Con Elius y sus iguales era bastante sencillo. Algunos caballeros necesitaban sirvientes para poder comer y dormir, además de cumplir con sus obligaciones. Otros consideraban que su rango o su posición les daba derecho a tenerlos. Si deseaban pagar de su bolsillo por ese servicio, sus superiores hacían la vista gorda.
Sir Marod se sentó en un escabel para que Elius le abrochara las grebas y atara las espuelas a los escarpes. A continuación, se arrodilló y ambos iniciaron el poco decoroso forcejeo para ajustar la pesada cota de malla. Al final, sir Marod se puso en pie y Elius siguió de rodillas para tirar de la cota hacia abajo, hasta dejarla a la altura adecuada.
Ahora era el turno del peto, el espaldar, la gola y el yelmo ceremonial sin visera, con la cimera de rosas de plata.
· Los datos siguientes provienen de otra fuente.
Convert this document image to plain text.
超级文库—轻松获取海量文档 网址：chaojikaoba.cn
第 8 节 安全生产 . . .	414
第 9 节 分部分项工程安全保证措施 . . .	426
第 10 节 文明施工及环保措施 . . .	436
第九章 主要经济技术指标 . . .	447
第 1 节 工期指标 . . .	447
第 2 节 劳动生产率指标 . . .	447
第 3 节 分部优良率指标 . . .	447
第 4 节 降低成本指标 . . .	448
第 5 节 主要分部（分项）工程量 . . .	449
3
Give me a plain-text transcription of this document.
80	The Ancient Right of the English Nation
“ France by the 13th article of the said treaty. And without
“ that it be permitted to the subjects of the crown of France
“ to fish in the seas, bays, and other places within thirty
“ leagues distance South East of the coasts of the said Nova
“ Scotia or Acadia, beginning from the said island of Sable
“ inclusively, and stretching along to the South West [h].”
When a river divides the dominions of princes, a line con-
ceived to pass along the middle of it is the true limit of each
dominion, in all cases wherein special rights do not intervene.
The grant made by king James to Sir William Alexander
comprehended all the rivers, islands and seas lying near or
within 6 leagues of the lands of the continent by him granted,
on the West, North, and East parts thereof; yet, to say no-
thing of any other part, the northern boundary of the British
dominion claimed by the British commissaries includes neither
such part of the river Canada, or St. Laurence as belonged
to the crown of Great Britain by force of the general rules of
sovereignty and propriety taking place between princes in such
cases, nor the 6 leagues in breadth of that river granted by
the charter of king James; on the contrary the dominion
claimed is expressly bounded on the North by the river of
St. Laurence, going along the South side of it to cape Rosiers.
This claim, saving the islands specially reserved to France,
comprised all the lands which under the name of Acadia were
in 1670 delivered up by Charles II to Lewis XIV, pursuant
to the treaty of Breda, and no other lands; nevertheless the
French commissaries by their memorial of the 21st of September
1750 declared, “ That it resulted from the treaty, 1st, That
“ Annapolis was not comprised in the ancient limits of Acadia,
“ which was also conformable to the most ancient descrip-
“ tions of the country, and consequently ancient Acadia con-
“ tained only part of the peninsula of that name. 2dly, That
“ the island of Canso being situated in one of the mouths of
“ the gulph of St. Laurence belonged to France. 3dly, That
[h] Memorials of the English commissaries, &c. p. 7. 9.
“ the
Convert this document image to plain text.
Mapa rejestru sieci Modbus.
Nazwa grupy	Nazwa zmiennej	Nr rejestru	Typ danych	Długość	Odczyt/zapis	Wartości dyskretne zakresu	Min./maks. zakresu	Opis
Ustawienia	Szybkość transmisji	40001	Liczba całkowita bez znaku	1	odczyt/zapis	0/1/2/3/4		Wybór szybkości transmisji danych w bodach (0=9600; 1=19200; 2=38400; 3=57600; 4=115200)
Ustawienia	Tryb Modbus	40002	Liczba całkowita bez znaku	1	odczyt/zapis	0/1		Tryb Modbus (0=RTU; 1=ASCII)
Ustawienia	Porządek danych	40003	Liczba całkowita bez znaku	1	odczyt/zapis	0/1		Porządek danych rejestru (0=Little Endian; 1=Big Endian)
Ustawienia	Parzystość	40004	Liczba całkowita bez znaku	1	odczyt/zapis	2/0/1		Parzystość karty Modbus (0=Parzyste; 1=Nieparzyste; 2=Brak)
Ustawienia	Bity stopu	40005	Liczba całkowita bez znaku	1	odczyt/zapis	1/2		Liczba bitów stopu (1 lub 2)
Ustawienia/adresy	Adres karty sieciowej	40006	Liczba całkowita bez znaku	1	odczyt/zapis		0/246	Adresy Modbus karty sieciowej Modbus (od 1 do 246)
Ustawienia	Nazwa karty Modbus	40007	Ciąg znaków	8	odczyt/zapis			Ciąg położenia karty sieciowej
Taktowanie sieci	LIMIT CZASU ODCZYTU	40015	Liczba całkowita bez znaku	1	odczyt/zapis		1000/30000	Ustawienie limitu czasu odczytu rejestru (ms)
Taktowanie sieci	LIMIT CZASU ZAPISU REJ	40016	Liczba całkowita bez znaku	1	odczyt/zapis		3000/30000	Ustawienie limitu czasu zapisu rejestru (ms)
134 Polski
Elius fue tan meticuloso con las correas del yelmo como si la vida de sir Marod dependiera de ellas, aunque eran de seda con un baño de oro, en lugar de resistente cuero, y apenas habrían resistido tres minutos en combate.
Por último, las armas, las elegidas por el propio sir Marod para las grandes ocasiones formales. En otro tiempo fue un maestro entre los caballeros en el arte de luchar sin armadura, con espada y daga, por lo que se ciñó la espada con incrustaciones fosforescentes y la daga con el pomo de cristal en forma de rosa.
Al acabar, se miró en el espejo. Éste era pequeño, por lo que Elius tuvo que desplazarlo a su alrededor para que tuviera una visión completa de su aspecto. Satisfecho, sir Marod se atusó el bigote con un dedo y esbozó una leve sonrisa.
—¡Ah, volver a ser joven! —exclamó el caballero.
—¿No fuisteis vos, sir Marod, quien el mes pasado dejó a seis hombres, lo bastante jóvenes para ser vuestros hijos, sudorosos y magullados cuando abandonaban la sala de entrenamiento?
—Supongo que sí, salvo que sea alguien a quien todos creyesen oportuno confundir conmigo. Pero pensaba en mi apariencia con este atuendo. ¿Estaré disfrazándome sólo de guerrero?
—Eh, yo no soy quién para opinar.
—Si no das tu opinión cuando la tienes, Elius, no me cabe duda de que a los caballeros les aguardan malos tiempos.
—Ah, bien, entonces digo… que todavía no parecéis más preparado que yo para la bata y la pipa.
Sir Marod reprimió la risa, sin demasiado éxito, pero una llamada a la puerta lo distrajo.
—¿Quién vive?
—Sir Lewin de Delan, que solicita ver a sir Marod.
—¡Entrad, sir Lewin! —dijo con voz recia el caballero. Cogió una capa de piel de oso lechuza y se cubrió los hombros con ella. Elius acababa de trabarla con un grueso broche de oro cuando entró el visitante.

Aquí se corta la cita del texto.